Na próxima semana, depois de uma reunião com Graham Vick em Londres, Dickie espera poder anunciar o elenco completo de Anna Bolena. “Este reportório é importante para o público de São Carlos e penso que ter encenadores do calibre de Graham Vick é relevante para a casa. A última vez que se fez Donizetti foi na versão concerto, é importante pô-lo em palco.” O encenador britânico, diz, vai estar em Lisboa quando elenco e orquestra forem trabalhar para o palco. “É uma produção muito bonita.”
O novo director artístico vê a ópera de Wagner como o início de uma nova colaboração com o Centro Cultural de Belém (CCB), onde no ano passado co-apresentaram A Flowering Tree. “É uma co-apresentação, mas o CCB está a investir dinheiro, o que é fantástico. O São Carlos quer actuar fora do teatro. Parte do plano é sermos uma companhia nacional. Este Tristão é o princípio de uma relação como deve ser com o CCB.” O encenador Charles Edwards, que vive em Lisboa, é também director de luz, e “é visto como alguém que consegue encenações muito simples e eficazes”.
Com a vontade de fazer digressões, mas “sem condições ainda de anunciar esse tipo de programa, que faz absolutamente parte do futuro”, a colaboração com o CCB é apenas “uma declaração de intenções”, porque não será por aí que o São Carlos vai diversificar substancialmente o seu público.
Patrick Dickie vai aproveitar a apresentação das duas óperas de um acto de Leoncavallo e Zemlinsky para construir um cenário que lhe permita regressar ao formato todos os anos. “As ópera de um só acto não costumam ser programadas assim tão frequentemente, além das duplas conhecidas. Queremos fazer um projecto para vários anos.” Por isso, convidou José Capela, director artístico da Mala Voadora, para fazer a cenografia. “O que vamos pensar juntos é um cenário universal que começa com I Paglacci/Der Zwerg e que queremos reutilizar nas próximas temporadas.”
Jntamente com a programação sinfónica, a temporada lírica tem um orçamento de 1,9 milhões de euros, não tendo sofrido alterações, segundo o São Carlos.

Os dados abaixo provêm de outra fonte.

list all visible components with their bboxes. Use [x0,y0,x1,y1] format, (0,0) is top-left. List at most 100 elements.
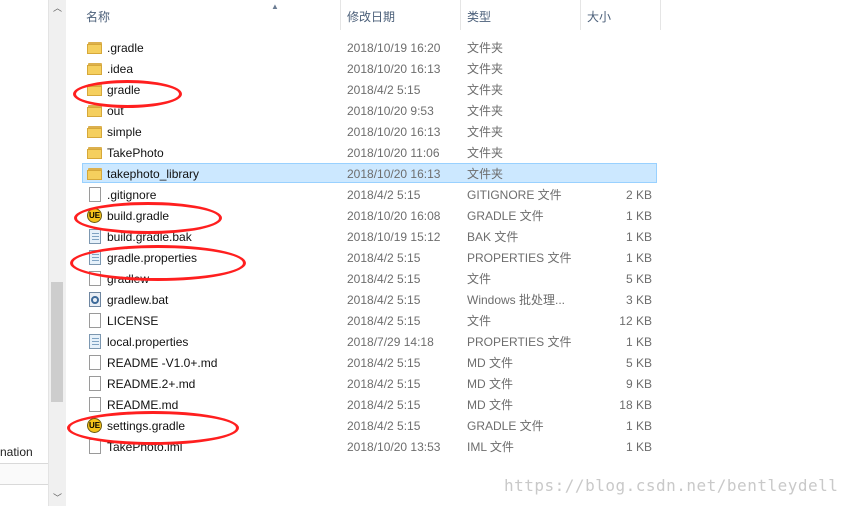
table-row[interactable]: TakePhoto.iml 2018/10/20 13:53 IML 文件 1 KB [82,436,657,456]
batch-file-icon [87,292,103,307]
file-name: takephoto_library [107,167,200,181]
file-type: Windows 批处理... [467,293,566,307]
file-date: 2018/4/2 5:15 [347,314,421,328]
table-row[interactable]: gradle.properties 2018/4/2 5:15 PROPERTIES… [82,247,657,267]
table-row[interactable]: LICENSE 2018/4/2 5:15 文件 12 KB [82,310,657,330]
file-type: 文件夹 [467,125,504,139]
file-icon [87,397,103,412]
folder-icon [87,61,103,76]
file-date: 2018/10/20 16:13 [347,62,441,76]
file-type: MD 文件 [467,398,513,412]
file-date: 2018/10/20 16:13 [347,167,441,181]
file-name: build.gradle [107,209,170,223]
nav-selected-item[interactable] [0,463,48,485]
table-row[interactable]: .gradle 2018/10/19 16:20 文件夹 [82,37,657,57]
navigation-pane: nation [0,0,48,506]
file-date: 2018/10/19 16:20 [347,41,441,55]
file-name: README -V1.0+.md [107,356,218,370]
ultraedit-icon: UE [87,208,103,223]
file-size: 3 KB [625,293,652,307]
file-size: 1 KB [625,335,652,349]
column-header-name[interactable]: 名称 [80,0,341,30]
file-type: 文件 [467,272,492,286]
file-name: LICENSE [107,314,159,328]
file-size: 5 KB [625,272,652,286]
file-size: 1 KB [625,440,652,454]
file-name: simple [107,125,142,139]
file-date: 2018/10/19 15:12 [347,230,441,244]
file-date: 2018/4/2 5:15 [347,419,421,433]
table-row[interactable]: .idea 2018/10/20 16:13 文件夹 [82,58,657,78]
file-size: 1 KB [625,419,652,433]
file-date: 2018/10/20 16:08 [347,209,441,223]
table-row[interactable]: build.gradle.bak 2018/10/19 15:12 BAK 文件 1 … [82,226,657,246]
file-size: 1 KB [625,230,652,244]
file-name: gradle.properties [107,251,198,265]
table-row[interactable]: simple 2018/10/20 16:13 文件夹 [82,121,657,141]
scroll-up-arrow-icon[interactable]: ︿ [49,2,66,14]
table-row[interactable]: .gitignore 2018/4/2 5:15 GITIGNORE 文件 2 KB [82,184,657,204]
file-name: .gitignore [107,188,157,202]
file-name: .idea [107,62,134,76]
config-file-icon [87,334,103,349]
file-type: GRADLE 文件 [467,209,544,223]
file-name: gradle [107,83,141,97]
column-header-date[interactable]: 修改日期 [341,0,461,30]
folder-icon [87,124,103,139]
table-row[interactable]: UE build.gradle 2018/10/20 16:08 GRADLE 文件 1… [82,205,657,225]
file-icon [87,187,103,202]
file-name: local.properties [107,335,189,349]
nav-scrollbar[interactable]: ︿ ﹀ [48,0,66,506]
file-type: 文件 [467,314,492,328]
file-type: GRADLE 文件 [467,419,544,433]
file-size: 2 KB [625,188,652,202]
table-row[interactable]: UE settings.gradle 2018/4/2 5:15 GRADLE 文件 1… [82,415,657,435]
column-header-size[interactable]: 大小 [581,0,661,30]
file-date: 2018/4/2 5:15 [347,377,421,391]
file-type: 文件夹 [467,83,504,97]
file-size: 12 KB [619,314,652,328]
file-type: BAK 文件 [467,230,519,244]
file-date: 2018/10/20 16:13 [347,125,441,139]
file-date: 2018/4/2 5:15 [347,398,421,412]
file-date: 2018/4/2 5:15 [347,272,421,286]
file-type: 文件夹 [467,41,504,55]
file-size: 9 KB [625,377,652,391]
column-header-type[interactable]: 类型 [461,0,581,30]
table-row[interactable]: gradlew.bat 2018/4/2 5:15 Windows 批处理... 3 … [82,289,657,309]
scroll-down-arrow-icon[interactable]: ﹀ [49,492,66,504]
table-row[interactable]: README -V1.0+.md 2018/4/2 5:15 MD 文件 5 KB [82,352,657,372]
folder-icon [87,40,103,55]
file-date: 2018/4/2 5:15 [347,83,421,97]
file-name: TakePhoto.iml [107,440,183,454]
file-size: 1 KB [625,209,652,223]
file-type: 文件夹 [467,146,504,160]
folder-icon [87,166,103,181]
table-row[interactable]: README.2+.md 2018/4/2 5:15 MD 文件 9 KB [82,373,657,393]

Na temporada sinfónica, o texto da maestrina Joana Carneiro, à frente da Orquestra Sinfónica Portuguesa (OSP) destaca o novo estatuto de Luís Tinoco, que ajudará “a aprofundar a relação com a criação nacional e internacional”. Alguns dos projectos que Tinoco vai desenvolver terão lugar nos Estúdios da rua Victor Córdon, sede da Companhia Nacional de Bailado, que a partir de Setembro passarão a ter valências “no âmbito educativo, comunitário e criativo”.
A nova temporada sinfónica reforça a sua ligação com o CCB, onde serão apresentados oito concertos (mais dois do que no ano passado), “numa relação com a contemporaneidade como um valor essencial da identidade da OSP”: os programas aliam "a música de Macmillan à de Beethoven, a de Pinho Vargas à de Mendelssohn e Brahms, a de Lutoslawski à de Bruckner, a Adams à de Mahler, a Tinoco à de Mendelssohn e a de Clotilde Rosa à de Mozart".
A venda de assinaturas para as duas temporadas começa a 8 de Julho.